In the middle of the play, he says that if he were to stop killing now then it would be just as bad as if he carried on. –
‘I am in blood stepped so far that, should I wade no more, returning were as tedious as go o’er.’
This speech shows that he knew exactly what he was doing.
I think there can be a bit of pity for Macbeth as he was tricked by the witches into doing something he never wanted to do. He was forced into evil by his wife, who in the end was not as evil as first seen. She cracked before he did and probably killed herself but she had already gone mad. When he realises he was tricked by the witches, he snaps out of it and becomes courageous again as in the beginning. –
‘Before my body, I throw my warlike shield.’
This shows he has broken free of the witches’ evil which tricked him throughout the whole play.
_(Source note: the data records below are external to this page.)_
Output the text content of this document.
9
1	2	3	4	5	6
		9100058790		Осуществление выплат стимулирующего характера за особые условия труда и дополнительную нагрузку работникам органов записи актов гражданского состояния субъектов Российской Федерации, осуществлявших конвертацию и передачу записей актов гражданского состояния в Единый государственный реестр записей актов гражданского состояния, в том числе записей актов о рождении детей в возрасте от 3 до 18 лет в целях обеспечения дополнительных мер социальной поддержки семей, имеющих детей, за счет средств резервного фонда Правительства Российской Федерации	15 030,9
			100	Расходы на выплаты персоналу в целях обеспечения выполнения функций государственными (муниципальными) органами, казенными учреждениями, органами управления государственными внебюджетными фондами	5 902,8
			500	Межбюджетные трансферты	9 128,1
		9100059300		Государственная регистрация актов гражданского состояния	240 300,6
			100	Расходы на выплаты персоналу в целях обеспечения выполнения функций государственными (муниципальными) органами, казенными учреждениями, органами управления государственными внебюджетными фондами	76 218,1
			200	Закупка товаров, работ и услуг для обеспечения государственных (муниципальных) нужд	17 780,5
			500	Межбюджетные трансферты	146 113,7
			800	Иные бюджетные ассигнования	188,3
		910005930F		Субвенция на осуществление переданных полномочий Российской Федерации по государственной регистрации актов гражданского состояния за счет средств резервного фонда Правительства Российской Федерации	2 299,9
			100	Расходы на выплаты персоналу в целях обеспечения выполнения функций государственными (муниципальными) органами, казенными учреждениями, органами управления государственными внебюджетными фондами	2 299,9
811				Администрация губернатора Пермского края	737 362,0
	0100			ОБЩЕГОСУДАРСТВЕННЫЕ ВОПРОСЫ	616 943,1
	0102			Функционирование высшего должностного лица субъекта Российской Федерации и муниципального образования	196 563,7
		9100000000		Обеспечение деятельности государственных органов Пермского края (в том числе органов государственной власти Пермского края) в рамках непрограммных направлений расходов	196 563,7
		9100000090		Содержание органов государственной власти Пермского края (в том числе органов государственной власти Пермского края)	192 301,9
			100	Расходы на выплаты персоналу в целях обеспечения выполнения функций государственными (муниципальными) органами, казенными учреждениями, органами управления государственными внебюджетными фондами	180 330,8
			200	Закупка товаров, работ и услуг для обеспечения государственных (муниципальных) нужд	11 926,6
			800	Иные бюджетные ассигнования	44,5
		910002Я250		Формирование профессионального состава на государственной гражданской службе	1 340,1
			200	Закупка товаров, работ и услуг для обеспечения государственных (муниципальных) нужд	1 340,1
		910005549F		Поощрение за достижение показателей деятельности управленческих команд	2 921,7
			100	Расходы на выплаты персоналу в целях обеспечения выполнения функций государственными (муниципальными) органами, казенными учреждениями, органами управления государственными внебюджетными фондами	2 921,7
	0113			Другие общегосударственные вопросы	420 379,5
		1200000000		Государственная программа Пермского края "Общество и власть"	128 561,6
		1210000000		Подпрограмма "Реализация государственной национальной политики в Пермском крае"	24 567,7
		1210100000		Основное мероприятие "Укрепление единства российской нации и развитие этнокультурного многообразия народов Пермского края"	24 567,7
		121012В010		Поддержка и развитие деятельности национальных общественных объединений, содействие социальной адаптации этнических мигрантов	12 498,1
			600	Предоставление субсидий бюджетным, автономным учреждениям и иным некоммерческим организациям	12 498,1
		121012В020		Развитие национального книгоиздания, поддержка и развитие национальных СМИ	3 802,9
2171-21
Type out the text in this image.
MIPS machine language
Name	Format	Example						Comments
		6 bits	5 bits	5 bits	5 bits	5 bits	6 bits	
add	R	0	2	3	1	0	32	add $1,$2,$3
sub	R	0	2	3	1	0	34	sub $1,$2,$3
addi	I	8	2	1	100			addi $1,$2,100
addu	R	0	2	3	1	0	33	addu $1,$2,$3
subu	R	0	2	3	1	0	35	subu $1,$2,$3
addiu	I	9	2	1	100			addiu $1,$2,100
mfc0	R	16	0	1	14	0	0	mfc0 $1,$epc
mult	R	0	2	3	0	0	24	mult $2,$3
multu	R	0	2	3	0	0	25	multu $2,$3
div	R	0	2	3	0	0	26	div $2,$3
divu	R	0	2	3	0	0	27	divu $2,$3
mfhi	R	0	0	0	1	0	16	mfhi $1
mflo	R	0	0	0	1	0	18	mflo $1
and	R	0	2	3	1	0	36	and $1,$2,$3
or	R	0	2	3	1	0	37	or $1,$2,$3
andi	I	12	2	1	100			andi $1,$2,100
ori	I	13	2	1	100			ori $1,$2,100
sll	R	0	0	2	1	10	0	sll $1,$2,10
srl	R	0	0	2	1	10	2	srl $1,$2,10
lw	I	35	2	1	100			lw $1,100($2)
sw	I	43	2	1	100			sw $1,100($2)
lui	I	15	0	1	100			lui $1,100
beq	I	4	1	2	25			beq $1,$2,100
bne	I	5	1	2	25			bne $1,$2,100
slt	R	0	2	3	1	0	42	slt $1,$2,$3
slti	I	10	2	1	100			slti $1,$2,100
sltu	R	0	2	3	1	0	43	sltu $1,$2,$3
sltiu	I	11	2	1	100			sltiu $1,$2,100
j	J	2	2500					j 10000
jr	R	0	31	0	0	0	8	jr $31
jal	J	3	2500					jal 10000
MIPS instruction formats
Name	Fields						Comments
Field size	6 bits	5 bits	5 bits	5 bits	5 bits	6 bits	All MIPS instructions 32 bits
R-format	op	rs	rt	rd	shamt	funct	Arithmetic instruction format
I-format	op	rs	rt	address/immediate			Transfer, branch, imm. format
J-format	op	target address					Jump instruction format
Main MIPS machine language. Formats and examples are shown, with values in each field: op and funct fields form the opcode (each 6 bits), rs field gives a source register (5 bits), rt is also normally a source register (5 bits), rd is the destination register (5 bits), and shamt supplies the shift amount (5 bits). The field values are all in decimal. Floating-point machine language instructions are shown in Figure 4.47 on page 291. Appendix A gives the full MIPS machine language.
At the end of the play, he realises that all that he has done was to try and achieve happiness and he never reached that because he just couldn’t stop killing. –
‘I have lived long enough: my way of life
Is fa1l'n into the sere, the yellow leaf,
And that which should accompany old age,
As honour, love, obedience, troops of friends,
I must not look to have; but, in their stead,
Curses, not loud but deep, mouth-honour, breath
Which the poor heart would fain deny and dare not.’
He finds out he has no friends or honour or anything he set out to get. He wasted his life. At this point I pity him.
I think that there can be a little bit of pity for Macbeth but not that much as he did know what he was doing, but was not fully informed.